Source: Assolatte.it – Associazione Italiana Lattiero Casearia
CURIOSITY
- The name of the famous Italian cheese Stracchino, comes from the adjective “stracco”, that is to say “stanco”, which in Italian means “tired”: this because – back in Roman times – in the Lombardy region it was quite common for cow herders to move between the Alpine pasture and the southern lowlands according to the season, the so called transhumance. The cows would need to be milked at different stations along the way and herders soon came to realize that after a long march, the tired or “stanco” cows would produce a different, more flavorful milk.
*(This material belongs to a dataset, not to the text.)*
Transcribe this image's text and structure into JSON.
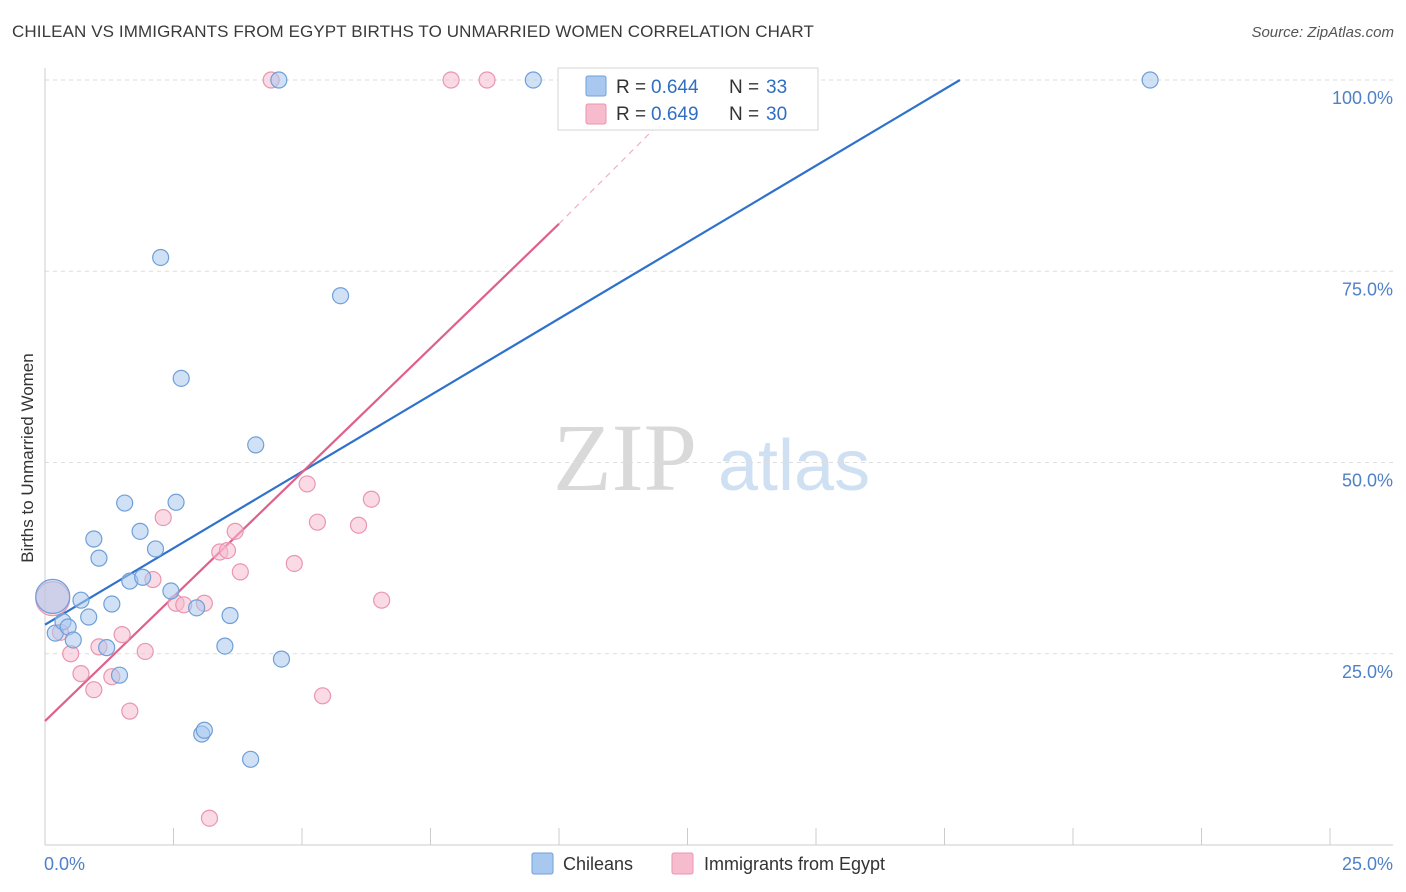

- The word mozzarella, perhaps the most famous cheese in the world, comes from the verb “mozzare” (to cut off), referring to the manual cut of spun cheese by compressing it between forefinger and the thumb.
- By law and tradition, Gorgonzola cheese production is allowed in only some provinces of two Italian regions: Lombardy and Piedmont. Gorgonzola cheese was the result of a necessity to store the excess milk. The blueing of the Gorgonzola occurs naturally, the mold was typical of the region and of the caves of Valsassina where the cheeses were aged. Today, the bulk of the cheeses are pierced with needles to encourage the growth of the mold Penicillium roquefortii.